High levels of tumorigenicity 2 (ST2) also predicted transplant-related mortality, results showed.

Cord blood transplantation is an effective treatment option for high-risk hematologic malignancies. However, acute graft-versus-host disease (GVHD) is one of the primary causes of transplant-related mortality.

Doris M. Ponce, MD, of the adult bone marrow transplantation service at Memorial Sloan Kettering Cancer Center, and colleagues investigated the clinical significance of peripheral blood biomarker levels 28 days after double-unit cord blood transplantation.

All 113 patients in the analysis underwent the procedure at Memorial Sloan Kettering Cancer Center as part of treatment for hematologic malignancies.

Ponce and colleagues hypothesized that elevated biomarker levels on day 28 would be associated with subsequent development of grade III to IV acute GVHD.

Study results showed ST2 level was the only biomarker associated with grade II to grade IV acute GVHD, grade III to grade IV acute GVHD, and transplant-related mortality.

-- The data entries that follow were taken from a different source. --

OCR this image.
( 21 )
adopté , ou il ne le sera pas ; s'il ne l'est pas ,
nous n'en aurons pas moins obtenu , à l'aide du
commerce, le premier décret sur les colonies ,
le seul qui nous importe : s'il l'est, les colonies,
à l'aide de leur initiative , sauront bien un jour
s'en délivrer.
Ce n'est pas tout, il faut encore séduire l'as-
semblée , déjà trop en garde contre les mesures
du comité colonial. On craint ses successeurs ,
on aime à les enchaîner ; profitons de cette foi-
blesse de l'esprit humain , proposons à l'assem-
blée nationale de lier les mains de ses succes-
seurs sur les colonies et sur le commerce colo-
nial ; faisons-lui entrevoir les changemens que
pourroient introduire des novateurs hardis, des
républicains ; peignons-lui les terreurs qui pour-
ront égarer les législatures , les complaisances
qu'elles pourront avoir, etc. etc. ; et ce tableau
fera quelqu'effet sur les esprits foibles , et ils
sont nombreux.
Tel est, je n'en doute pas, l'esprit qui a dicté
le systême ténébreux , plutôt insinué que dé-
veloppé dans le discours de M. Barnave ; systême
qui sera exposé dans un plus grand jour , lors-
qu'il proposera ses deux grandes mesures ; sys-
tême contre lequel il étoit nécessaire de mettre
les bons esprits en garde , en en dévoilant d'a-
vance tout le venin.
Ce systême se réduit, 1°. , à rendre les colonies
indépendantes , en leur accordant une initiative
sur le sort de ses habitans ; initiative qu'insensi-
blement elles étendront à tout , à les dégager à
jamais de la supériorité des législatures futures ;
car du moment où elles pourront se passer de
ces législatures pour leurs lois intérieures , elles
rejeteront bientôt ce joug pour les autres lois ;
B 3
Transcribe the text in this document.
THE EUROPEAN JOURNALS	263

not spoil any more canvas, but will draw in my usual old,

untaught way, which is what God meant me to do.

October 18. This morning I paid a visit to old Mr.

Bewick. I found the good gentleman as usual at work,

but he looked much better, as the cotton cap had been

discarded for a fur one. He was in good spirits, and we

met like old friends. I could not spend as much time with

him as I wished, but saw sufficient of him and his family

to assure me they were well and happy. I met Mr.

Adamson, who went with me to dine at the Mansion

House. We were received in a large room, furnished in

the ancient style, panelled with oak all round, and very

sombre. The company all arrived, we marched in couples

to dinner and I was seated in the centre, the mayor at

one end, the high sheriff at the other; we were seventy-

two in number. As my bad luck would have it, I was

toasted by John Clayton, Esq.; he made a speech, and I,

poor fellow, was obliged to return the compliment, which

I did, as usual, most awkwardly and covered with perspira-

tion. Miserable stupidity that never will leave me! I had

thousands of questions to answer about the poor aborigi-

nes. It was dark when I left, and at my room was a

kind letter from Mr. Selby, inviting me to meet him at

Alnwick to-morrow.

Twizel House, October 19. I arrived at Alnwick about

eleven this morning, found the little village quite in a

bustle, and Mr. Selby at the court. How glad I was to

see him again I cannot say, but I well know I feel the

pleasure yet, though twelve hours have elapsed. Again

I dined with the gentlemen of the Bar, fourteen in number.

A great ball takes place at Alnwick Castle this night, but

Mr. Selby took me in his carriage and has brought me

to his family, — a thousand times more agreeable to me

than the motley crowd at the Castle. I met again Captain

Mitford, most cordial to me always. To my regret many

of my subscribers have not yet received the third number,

Rates of grade III to grade IV acute GVHD at 180 days post-transplant were 30% (95% CI, 18-43) among patients with ST2 levels >33.9 ng/ml at 28 days post-transplant vs. 13% (95% CI, 5-23) among patients with low ST2 levels at 28 days post-transplant (P=.024).

The effect of elevated ST2 levels was independent of human leukocyte antigen match, results showed.

Patients with high levels of ST2 at 28 days post-transplant also were more likely to experience transplant-related mortality within 180 days than those with low levels (28% vs. 5%; P=.001).

The most common cause of death among patients with high ST2 levels was GVHD. High concentrations of TNFR1, IL-8 and REG3a also were significantly associated with transplant-related mortality.

“Our results are consistent with those of adult donor allografts and warrant further prospective evaluation to facilitate future therapeutic intervention to ameliorate severe acute GVHD and improve survival in cord-blood transplantation recipients,” Ponce and colleagues wrote.

Disclosure: One researcher is a co-founder of, stockholder in and consultant to Juno Therapeutics. Another researcher reports a patent licensed to Viracor-IBT Laboratories.